The mTOR complex 2 (mTORC2) containing mTOR and rictor is thought to be rapamycin-insensitive, and was recently shown to regulate the pro-survival kinase AKT by phosphorylation on Ser473 (Sarbassov Science 2005;307 and Mol Cell 2006;22). We investigated the molecular effects of mTOR inhibition by rapamycin analog CCI-779 in AML cells. Unexpectedly, CCI-779 not only inhibited the mTOR complex 1 (mTORC1) containing mTOR and raptor with decreased phosphorylation of p70S6K, 4EPB1 and reduction in Glut-1 mRNA, but also blocked AKT activation via inhibition of mTORC2 formation. This resulted in suppression of phosphorylation of the direct AKT substrate FKHR and decreased transcription of D-Cyclins in AML cell line and 5 of 8 primary AML samples in vitro. Similar observations were made in samples from patients with hematological malignancies who were treated with the rapamycin analogs temsirolimus or everolimus: the levels of Ser473 phosphorylated AKT decreased in 3/5 patient samples at 1 or 24 hour(s) of temsirolimus treatment, and in 6/8 patient samples treated with everolimus.
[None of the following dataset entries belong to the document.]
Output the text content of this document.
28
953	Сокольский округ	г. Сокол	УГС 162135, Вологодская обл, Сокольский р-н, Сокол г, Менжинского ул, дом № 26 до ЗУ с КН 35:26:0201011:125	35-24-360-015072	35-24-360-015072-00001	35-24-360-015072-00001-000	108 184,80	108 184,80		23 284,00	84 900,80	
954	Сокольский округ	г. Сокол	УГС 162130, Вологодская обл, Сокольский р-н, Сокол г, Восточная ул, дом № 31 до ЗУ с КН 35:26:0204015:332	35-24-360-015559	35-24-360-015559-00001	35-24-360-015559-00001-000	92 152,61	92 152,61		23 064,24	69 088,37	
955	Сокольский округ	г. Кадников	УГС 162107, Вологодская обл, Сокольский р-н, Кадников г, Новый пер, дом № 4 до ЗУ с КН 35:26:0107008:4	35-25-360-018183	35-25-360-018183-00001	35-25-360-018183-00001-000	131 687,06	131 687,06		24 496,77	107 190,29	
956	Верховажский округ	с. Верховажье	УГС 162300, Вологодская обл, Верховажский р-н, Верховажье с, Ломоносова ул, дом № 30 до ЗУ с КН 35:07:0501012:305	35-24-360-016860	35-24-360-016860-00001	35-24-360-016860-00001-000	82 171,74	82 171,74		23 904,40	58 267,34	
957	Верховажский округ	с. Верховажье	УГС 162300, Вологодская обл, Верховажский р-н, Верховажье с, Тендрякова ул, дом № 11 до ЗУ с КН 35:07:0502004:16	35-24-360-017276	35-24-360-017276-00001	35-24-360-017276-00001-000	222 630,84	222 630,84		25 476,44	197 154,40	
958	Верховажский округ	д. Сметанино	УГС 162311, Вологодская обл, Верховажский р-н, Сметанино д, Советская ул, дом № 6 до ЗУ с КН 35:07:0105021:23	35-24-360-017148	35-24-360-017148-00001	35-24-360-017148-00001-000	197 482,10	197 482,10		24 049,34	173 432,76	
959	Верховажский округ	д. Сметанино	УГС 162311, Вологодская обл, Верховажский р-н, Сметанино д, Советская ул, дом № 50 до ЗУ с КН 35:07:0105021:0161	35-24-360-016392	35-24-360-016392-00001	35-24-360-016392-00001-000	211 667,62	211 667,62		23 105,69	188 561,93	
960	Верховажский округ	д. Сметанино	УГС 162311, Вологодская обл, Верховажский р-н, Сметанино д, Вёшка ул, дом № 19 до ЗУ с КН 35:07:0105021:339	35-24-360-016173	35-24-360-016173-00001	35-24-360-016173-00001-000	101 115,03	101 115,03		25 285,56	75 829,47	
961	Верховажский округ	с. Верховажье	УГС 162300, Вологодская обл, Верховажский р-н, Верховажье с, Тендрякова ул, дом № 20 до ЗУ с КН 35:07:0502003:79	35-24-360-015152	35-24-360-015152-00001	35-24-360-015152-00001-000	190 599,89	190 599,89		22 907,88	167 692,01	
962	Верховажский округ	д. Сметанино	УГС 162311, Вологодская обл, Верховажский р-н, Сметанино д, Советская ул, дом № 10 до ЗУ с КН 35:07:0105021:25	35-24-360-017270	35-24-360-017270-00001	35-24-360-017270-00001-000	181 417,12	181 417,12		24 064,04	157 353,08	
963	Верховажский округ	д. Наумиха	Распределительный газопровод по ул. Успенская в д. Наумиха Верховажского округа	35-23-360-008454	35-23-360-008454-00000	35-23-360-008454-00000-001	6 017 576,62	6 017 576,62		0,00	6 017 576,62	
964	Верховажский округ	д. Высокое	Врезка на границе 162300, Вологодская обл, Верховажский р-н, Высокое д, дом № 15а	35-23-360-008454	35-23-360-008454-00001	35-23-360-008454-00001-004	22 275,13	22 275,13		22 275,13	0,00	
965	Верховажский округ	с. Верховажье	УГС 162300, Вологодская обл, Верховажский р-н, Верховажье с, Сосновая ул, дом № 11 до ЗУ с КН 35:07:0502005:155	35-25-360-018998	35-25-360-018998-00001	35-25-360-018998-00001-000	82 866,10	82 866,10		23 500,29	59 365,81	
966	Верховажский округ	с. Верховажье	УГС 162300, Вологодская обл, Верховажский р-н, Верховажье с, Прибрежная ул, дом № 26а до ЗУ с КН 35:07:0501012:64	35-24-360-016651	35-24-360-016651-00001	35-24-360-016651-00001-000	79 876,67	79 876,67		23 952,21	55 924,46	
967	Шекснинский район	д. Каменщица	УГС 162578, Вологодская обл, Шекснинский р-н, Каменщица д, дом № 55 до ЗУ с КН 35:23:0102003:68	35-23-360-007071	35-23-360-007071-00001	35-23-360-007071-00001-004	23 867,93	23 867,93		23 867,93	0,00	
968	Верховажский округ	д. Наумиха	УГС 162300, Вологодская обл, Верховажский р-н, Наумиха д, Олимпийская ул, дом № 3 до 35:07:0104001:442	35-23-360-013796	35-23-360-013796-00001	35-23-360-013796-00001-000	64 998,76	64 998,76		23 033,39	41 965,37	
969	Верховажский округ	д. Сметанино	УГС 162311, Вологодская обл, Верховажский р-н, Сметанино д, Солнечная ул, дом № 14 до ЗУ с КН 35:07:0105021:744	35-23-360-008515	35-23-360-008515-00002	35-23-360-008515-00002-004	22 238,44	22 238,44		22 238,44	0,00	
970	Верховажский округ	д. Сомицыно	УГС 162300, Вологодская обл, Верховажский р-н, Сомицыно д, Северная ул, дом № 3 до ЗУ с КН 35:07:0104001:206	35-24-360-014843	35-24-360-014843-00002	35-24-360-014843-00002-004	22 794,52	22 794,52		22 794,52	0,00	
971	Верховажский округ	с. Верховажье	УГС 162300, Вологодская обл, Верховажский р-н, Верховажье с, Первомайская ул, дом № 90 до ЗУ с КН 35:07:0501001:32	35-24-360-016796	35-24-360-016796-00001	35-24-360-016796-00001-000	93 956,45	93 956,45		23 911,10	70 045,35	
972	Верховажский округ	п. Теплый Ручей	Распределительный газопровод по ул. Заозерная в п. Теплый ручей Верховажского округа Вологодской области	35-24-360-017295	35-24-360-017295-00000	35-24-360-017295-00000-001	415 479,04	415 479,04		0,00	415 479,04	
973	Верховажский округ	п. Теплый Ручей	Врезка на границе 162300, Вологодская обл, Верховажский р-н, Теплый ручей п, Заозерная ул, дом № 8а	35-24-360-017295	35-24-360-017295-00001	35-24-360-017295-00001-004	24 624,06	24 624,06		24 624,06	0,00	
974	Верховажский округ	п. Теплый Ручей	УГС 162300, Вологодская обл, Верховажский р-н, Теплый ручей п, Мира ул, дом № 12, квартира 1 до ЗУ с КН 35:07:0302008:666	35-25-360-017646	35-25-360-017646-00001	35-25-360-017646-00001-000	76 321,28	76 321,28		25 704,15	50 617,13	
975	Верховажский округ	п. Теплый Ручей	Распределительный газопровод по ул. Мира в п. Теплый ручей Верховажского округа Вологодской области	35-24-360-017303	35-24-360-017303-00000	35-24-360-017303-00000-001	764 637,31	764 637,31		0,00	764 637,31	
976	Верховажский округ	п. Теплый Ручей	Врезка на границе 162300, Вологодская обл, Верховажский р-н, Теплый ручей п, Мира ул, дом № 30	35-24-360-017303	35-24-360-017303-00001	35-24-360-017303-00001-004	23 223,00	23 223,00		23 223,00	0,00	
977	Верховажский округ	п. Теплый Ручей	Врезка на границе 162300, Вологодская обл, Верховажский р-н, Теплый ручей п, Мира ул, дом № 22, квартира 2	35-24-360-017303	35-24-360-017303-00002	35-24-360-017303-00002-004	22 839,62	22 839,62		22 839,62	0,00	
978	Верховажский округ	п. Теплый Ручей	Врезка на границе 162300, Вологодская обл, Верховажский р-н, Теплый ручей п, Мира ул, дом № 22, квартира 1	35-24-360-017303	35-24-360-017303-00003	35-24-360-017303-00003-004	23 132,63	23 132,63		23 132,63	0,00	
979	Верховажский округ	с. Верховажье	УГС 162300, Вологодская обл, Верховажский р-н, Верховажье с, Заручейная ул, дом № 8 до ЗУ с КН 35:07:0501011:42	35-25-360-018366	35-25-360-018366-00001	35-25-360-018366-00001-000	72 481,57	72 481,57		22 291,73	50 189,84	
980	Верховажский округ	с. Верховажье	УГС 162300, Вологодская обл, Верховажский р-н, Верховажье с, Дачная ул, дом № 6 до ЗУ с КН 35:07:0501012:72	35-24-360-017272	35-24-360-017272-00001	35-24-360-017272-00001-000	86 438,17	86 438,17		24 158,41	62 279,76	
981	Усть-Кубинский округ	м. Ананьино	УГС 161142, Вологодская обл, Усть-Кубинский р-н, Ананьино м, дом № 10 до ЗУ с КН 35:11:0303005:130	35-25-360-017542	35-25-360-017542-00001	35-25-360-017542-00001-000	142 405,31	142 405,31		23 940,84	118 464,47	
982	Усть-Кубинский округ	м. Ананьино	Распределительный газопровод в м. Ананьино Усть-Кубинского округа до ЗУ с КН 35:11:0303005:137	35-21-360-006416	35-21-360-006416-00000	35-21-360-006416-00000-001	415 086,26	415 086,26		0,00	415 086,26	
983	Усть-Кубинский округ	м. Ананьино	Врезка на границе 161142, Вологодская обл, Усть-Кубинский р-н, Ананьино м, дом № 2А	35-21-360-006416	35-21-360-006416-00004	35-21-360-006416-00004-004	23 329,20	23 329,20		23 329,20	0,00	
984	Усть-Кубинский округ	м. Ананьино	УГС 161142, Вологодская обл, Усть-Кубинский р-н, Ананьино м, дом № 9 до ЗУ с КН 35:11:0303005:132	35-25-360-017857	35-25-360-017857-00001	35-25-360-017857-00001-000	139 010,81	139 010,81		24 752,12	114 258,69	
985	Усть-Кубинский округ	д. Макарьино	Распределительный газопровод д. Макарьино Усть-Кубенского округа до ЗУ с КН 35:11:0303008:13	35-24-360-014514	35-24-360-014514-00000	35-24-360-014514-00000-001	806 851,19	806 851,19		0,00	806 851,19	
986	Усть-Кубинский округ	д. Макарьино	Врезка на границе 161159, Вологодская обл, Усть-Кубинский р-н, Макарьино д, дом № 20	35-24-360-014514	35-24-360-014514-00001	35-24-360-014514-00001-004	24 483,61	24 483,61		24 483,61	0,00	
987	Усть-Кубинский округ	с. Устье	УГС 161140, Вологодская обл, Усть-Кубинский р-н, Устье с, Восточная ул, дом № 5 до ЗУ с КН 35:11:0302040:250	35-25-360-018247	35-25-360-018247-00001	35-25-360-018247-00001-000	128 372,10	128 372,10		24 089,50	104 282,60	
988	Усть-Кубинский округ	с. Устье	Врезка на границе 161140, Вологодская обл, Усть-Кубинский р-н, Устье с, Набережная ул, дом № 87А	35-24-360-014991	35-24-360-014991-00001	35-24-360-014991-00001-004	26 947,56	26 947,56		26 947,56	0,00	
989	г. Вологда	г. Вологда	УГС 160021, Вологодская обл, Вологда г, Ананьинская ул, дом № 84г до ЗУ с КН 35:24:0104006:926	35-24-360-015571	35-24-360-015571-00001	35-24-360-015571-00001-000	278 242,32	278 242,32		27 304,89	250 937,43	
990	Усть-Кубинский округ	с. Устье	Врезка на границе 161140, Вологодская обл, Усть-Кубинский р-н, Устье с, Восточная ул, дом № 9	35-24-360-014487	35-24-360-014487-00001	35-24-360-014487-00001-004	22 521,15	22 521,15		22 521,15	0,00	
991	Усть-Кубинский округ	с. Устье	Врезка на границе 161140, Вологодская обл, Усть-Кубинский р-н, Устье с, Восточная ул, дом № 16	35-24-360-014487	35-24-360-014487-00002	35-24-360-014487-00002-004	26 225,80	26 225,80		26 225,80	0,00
In the 9 samples in which AKT was inhibited, ≥2-fold decrease in Cyclin D1 mRNA was observed in 5, Cyclin D2 in 3, both, Cyclin D1 and D2 in 1 sample, and Glut-1 in 4 patient samples. In 7 of the 9 patients in whom AKT was inhibited, a >50% decrease in peripheral blood absolute blast count (3 AML, 1 ALL) or absolute lymphocyte count (1 CLL) for >1 week duration was documented, and two patients with RAEB-1 had improvements in platelet counts, one fulfilling the criteria for clinical response (hematological improvement). No change in peripheral blood counts or progression of leukemia was seen in 6 patients. Of these, decrease in pAKT was observed in 2, no change in 3 and increase in 1 (Fisher exact two-tailed p= 0.021). Altogether, our study provides first evidence that rapamycin analogs inhibit AKT signaling in primary AML cells both in vitro and in vivo, and support the therapeutic potential of mTOR inhibition strategies in leukemias.